Une vocation née d'une blessure
C'est dans les années 30 et 40, au sein de la chorale de la mission du village de Bibia, où son père était pasteur, que la voix d'Anne Marie Nzié a d'abord été remarquée puis formée. Son père jouait aussi du “mvet”, instrument d'accompagnement et style traditionnel des conteurs d'épopées. Mais la jeune fille doit véritablement sa vocation de chanteuse à un événement fâcheux qui handicape toute sa scolarité. Tombée d'une branche vermoulue en allant cueillir des mangues, elle souffrira longtemps d'une mauvaise blessure au pied gauche. Elle doit ainsi passer le plus clair de son adolescence sur un lit d'hôpital. C'est là que, stimulée par son grand frère, Cromwell Nzié, as de la six cordes qui l'initie à la guitare hawaïenne, la jeune Anne Marie forge sa belle voix, compose ses premières chansons et fait un vœux : « Quand je quitterai ce lit d'hôpital, je chanterai jusqu'à ma mort ». Bientôt son frère l'emmène avec lui pour animer les fêtes où on le réclame, et la sinistre plaie commence à guérir. Ensemble, ils formeront un duo à succès.

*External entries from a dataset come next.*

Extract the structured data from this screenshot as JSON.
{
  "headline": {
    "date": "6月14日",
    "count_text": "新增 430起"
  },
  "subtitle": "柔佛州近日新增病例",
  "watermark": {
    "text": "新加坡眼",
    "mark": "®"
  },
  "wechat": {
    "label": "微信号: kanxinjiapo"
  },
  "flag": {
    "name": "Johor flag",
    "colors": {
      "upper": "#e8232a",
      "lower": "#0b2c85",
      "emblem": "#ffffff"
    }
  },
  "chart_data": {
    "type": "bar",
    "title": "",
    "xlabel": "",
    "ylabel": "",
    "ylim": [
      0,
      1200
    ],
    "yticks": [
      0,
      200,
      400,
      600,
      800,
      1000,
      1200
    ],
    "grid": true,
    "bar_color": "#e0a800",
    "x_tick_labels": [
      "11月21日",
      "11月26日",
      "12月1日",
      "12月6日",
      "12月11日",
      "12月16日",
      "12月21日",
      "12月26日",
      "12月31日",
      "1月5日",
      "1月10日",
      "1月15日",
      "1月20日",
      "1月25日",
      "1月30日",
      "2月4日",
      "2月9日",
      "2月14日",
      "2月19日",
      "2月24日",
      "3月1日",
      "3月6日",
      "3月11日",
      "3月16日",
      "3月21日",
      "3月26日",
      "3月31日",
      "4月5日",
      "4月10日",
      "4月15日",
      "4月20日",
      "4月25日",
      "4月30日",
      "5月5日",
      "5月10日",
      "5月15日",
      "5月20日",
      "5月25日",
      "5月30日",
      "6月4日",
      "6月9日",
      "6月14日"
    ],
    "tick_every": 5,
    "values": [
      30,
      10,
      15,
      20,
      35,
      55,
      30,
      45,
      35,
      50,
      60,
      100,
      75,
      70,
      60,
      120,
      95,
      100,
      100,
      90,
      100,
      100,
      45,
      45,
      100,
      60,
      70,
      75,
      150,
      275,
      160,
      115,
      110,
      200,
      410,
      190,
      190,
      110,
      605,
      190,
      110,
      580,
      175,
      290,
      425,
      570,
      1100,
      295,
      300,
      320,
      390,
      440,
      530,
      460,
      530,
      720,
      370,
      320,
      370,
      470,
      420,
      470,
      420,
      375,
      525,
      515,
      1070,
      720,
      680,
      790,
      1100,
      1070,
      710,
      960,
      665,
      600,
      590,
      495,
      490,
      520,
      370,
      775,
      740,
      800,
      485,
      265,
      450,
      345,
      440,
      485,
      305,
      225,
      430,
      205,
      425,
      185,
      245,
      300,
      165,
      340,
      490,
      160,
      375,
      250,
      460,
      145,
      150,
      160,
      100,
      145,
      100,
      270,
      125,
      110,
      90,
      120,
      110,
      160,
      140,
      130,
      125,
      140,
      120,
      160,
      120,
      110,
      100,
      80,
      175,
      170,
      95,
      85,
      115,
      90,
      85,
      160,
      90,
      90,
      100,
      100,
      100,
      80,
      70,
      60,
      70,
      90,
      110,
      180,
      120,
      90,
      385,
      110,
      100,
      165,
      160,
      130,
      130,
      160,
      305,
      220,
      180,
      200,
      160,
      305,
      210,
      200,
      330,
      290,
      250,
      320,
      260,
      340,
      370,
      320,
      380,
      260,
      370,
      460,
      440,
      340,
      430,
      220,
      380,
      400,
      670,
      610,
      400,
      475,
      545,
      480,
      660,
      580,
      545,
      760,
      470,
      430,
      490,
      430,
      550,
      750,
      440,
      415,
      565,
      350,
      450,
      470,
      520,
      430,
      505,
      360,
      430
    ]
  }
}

La “Voix d'or du Cameroun”
En 1958, elle est parmi les premières femmes camerounaises à se lancer en solo dans la chanson. Les morceaux, qu'elle écrit et compose, s'inspirent autant de la variété internationale que des rythmes ancestraux de son pays ou des negro-spirituals. Très appréciée du public camerounais, elle devient rapidement la “Voix d'or du Cameroun”. Sa carrière internationale commence en 1968 à Paris, où elle enregistre un disque avec Gilbert Bécaud et signe un contrat pour trois albums avec la maison de disques Pathé Marconi. Dès lors, Anne Maris Nzié se produit sur les plus prestigieuses scènes d'Afrique : galas à Libreville, Festival culturel panafricain d'Alger (1969), Semaine culturelle camerounaise de Dakar (1975), Festac de Lagos (1977)… Elle est, avec son compatriote Eboa Lottin, l'artiste préférée du président Ahidjo, dont elle aura plus d'une fois l'occasion d'apprécier les largesses. Pour autant, elle n'a jamais vécu la vie des stars. N'ayant elle-même jamais pu donner la vie, elle entretient une famille élargie à la seconde femme et aux sept enfants de son mari, ainsi qu'aux musiciens de son orchestre. Dans son pays, on la considère comme un modèle d'artiste et elle a inspiré plusieurs générations de musiciens.

Le grand retour
En 1979, on lui confie l'enseignement vocal dans l'Orchestre national du Cameroun. Fini l'époque florissante des galas. Devenue quinquagénaire, la “Maman” pense à se retirer dans son village. Le succès de son album “Liberté”, paru en 1984, relance brièvement sa carrière, qui connaît des éclipses de plus en plus longues. En 1996, la chanteuse est au bord de la misère, lorsque René Ayina, homme de radio, décide de remettre en scène celle dont le public ne s'est jamais lassé. L'année suivante, le public du Centre culturel français de Yaoundé réserve un accueil exceptionnel à la chanteuse. Anne Marie peut en être certaine, il ne l'a pas oubliée. Christian Mousset, directeur du festival Musiques métisses d'Angoulême, est subjugué et décide de programmer la “Maman” pour son édition 1998. Il profite de son voyage en France pour lui faire enregistrer, sur son label Indigo, un premier disque compact dont la sortie est prévue cette automne. Les premiers concerts européens de la vieille dame ont montré qu'elle dispose de sérieuses ressources pour relancer sa carrière internationale.